Dans ce type de contexte, faire la différence ne reposera pas sur un seul joueur mais sur toute une équipe. C’est ce que l’on a pu constater côté algérien lors de ce match aller. On a vu une équipe d’Algérie solidaire, disciplinée et combative, faisant preuve d’une grande solidité défensive sur le terrain. C’est cet état d’esprit collectif qui leur a permis de ramener ce bon résultat du Cameroun. Quand on regarde la prestation d’un Mahrez, on voit qu’il était pleinement concentré sur les tâches défensives de l’équipe. Il a pleinement intégré le fait que, pour préserver ce résultat, il devait être totalement dédié à son collectif. On l’a vu plus défendre qu’attaquer.

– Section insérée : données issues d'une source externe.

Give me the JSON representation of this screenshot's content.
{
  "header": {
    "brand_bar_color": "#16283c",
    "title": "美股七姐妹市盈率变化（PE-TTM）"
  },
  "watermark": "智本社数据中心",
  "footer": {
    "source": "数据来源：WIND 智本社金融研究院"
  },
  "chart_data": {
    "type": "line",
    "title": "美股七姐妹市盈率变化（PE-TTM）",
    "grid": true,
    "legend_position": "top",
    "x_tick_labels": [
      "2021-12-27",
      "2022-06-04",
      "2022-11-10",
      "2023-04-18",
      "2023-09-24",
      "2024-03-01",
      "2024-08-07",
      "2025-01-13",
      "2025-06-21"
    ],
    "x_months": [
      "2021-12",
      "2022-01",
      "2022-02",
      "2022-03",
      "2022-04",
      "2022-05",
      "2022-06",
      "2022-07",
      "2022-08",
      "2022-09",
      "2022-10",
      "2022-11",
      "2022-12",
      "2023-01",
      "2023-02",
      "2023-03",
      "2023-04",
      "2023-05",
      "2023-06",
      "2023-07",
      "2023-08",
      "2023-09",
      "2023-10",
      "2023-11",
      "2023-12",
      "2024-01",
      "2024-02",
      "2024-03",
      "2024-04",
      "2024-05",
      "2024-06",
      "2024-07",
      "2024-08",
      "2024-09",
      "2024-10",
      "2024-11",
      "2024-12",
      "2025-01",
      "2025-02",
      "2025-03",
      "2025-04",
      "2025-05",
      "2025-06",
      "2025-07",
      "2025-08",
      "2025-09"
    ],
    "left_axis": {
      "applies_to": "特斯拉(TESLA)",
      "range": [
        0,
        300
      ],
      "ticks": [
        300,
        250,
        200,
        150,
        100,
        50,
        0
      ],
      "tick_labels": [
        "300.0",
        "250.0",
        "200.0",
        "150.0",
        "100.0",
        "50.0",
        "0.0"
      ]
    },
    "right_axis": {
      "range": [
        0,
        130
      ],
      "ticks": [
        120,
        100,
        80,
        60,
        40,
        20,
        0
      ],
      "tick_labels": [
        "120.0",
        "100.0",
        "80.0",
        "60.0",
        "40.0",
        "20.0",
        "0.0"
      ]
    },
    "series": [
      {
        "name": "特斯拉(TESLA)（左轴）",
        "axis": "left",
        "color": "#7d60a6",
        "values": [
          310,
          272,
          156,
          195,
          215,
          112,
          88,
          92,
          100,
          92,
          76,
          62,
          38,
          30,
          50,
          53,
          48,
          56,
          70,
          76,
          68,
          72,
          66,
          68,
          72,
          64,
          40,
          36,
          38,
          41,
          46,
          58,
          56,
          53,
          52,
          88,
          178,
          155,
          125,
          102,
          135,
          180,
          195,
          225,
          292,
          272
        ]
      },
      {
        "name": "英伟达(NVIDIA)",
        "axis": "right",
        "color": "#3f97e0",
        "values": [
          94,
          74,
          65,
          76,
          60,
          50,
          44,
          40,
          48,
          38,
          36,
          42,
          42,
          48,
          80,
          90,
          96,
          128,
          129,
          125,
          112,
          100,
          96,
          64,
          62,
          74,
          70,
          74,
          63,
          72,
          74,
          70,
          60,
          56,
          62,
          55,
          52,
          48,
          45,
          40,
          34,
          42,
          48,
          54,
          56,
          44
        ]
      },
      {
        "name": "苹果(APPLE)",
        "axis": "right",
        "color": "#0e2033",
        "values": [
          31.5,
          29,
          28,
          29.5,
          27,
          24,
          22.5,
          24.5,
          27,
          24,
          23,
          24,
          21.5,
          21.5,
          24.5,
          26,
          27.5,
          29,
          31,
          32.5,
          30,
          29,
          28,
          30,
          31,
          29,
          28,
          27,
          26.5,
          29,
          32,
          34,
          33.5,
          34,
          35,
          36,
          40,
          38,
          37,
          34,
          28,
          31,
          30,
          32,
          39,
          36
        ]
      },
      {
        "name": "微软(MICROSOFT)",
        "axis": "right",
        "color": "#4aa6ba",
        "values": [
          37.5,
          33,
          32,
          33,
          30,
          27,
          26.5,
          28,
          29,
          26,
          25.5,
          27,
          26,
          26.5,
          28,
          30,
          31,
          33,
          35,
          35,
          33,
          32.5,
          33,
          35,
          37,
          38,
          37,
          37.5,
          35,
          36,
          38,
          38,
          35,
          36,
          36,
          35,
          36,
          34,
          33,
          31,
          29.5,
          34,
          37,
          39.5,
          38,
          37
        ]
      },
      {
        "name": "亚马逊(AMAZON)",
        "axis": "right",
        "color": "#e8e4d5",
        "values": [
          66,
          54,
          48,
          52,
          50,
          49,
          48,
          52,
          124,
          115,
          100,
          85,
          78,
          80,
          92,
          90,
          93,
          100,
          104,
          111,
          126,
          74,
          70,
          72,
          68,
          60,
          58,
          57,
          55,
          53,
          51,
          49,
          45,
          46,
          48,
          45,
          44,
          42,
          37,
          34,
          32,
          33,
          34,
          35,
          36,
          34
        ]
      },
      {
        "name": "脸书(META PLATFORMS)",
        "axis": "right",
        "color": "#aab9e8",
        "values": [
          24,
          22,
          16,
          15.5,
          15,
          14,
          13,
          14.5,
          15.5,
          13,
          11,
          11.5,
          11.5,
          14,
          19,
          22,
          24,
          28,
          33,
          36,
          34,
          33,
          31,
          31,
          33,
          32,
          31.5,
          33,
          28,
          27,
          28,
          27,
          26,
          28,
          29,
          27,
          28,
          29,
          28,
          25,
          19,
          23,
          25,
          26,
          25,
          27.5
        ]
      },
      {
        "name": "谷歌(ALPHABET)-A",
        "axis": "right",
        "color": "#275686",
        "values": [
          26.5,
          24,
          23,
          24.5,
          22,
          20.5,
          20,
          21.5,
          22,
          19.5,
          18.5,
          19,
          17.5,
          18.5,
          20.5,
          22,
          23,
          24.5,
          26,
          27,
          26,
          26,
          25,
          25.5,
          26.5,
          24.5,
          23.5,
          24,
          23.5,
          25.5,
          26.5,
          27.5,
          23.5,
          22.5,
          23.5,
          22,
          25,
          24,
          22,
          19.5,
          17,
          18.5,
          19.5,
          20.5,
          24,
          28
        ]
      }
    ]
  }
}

Pour le match retour, les données sont sensiblement les mêmes. Si le Cameroun veut s’en sortir à Blida, alors il faudra montrer un toute autre visage d’un point de vue collectif. Ils doivent accepter de souffrir, d’attaquer, de défendre ensemble. On doit voir un bloc équipe solidaire. Certes, le but viendra toujours d’un joueur, mais celui-ci sera toujours à la conclusion d’une action qui verra le collectif primer.

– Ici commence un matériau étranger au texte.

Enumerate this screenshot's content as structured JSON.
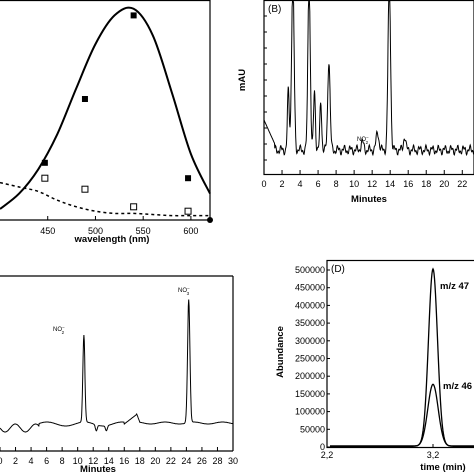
{
  "chart_data": [
    {
      "panel": "A",
      "type": "line",
      "xlabel": "wavelength (nm)",
      "xlim": [
        400,
        620
      ],
      "ylim": [
        0,
        1
      ],
      "xticks": [
        "450",
        "500",
        "550",
        "600"
      ],
      "series": [
        {
          "style": "solid-fit",
          "x": [
            400,
            420,
            440,
            460,
            480,
            500,
            520,
            540,
            560,
            580,
            600,
            620
          ],
          "values": [
            0.05,
            0.12,
            0.23,
            0.39,
            0.6,
            0.8,
            0.93,
            0.96,
            0.84,
            0.58,
            0.3,
            0.12
          ]
        },
        {
          "style": "filled-squares",
          "x": [
            447,
            489,
            540,
            597
          ],
          "values": [
            0.26,
            0.55,
            0.93,
            0.19
          ]
        },
        {
          "style": "dashed-fit",
          "x": [
            400,
            420,
            440,
            460,
            480,
            500,
            520,
            540,
            560,
            580,
            600,
            620
          ],
          "values": [
            0.17,
            0.15,
            0.13,
            0.09,
            0.06,
            0.04,
            0.03,
            0.03,
            0.025,
            0.02,
            0.02,
            0.02
          ]
        },
        {
          "style": "open-squares",
          "x": [
            447,
            489,
            540,
            597
          ],
          "values": [
            0.19,
            0.14,
            0.06,
            0.04
          ]
        }
      ]
    },
    {
      "panel": "B",
      "label": "(B)",
      "type": "line",
      "xlabel": "Minutes",
      "ylabel": "mAU",
      "xlim": [
        0,
        23
      ],
      "xticks": [
        "0",
        "2",
        "4",
        "6",
        "8",
        "10",
        "12",
        "14",
        "16",
        "18",
        "20",
        "22"
      ],
      "annotation": {
        "text": "NO",
        "sub": "2",
        "sup": "−"
      }
    },
    {
      "panel": "C",
      "type": "line",
      "xlabel": "Minutes",
      "xlim": [
        0,
        30
      ],
      "xticks": [
        "0",
        "2",
        "4",
        "6",
        "8",
        "10",
        "12",
        "14",
        "16",
        "18",
        "20",
        "22",
        "24",
        "26",
        "28",
        "30"
      ],
      "annotations": [
        {
          "text": "NO",
          "sub": "2",
          "sup": "−"
        },
        {
          "text": "NO",
          "sub": "3",
          "sup": "−"
        }
      ]
    },
    {
      "panel": "D",
      "label": "(D)",
      "type": "line",
      "xlabel": "time (min)",
      "ylabel": "Abundance",
      "ylim": [
        0,
        500000
      ],
      "yticks": [
        "0",
        "50000",
        "100000",
        "150000",
        "200000",
        "250000",
        "300000",
        "350000",
        "400000",
        "450000",
        "500000"
      ],
      "xticks": [
        "2,2",
        "3,2"
      ],
      "series": [
        {
          "name": "m/z 47",
          "peak_time": 3.2,
          "peak_abundance": 500000
        },
        {
          "name": "m/z 46",
          "peak_time": 3.2,
          "peak_abundance": 175000
        }
      ]
    }
  ]
}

Pour conclure, dans quel état d’esprit abordez-vous personnellement la rencontre de ce mardi ?
Je suis pleinement concentré et supporter déterminé du Cameroun. Dans ce type de match, il n’y a que deux alternatives : soit la qualification, soit l’élimination. Je regarderai ce match en étant à fond derrière les Lions Indomptables ! En tant que Camerounais, j’espère de tout mon coeur que cette équipe parviendra à obtenir la qualification pour le Mondial. Cela me tient d’autant plus à coeur en tant qu’ancien joueur et capitaine, avec tout ce que cela comporte en termes de souvenirs et de victoires.
Désormais, le football va décider de l’issue de ce match, mais n’oublions pas que nous restons tous Africains. Peu importe l’issue de ces barrages pour les équipes engagées, nous serons tout un continent derrière les cinq équipes engagées en Coupe du Monde au Qatar. On aura alors tous à coeur de supporter les nôtres.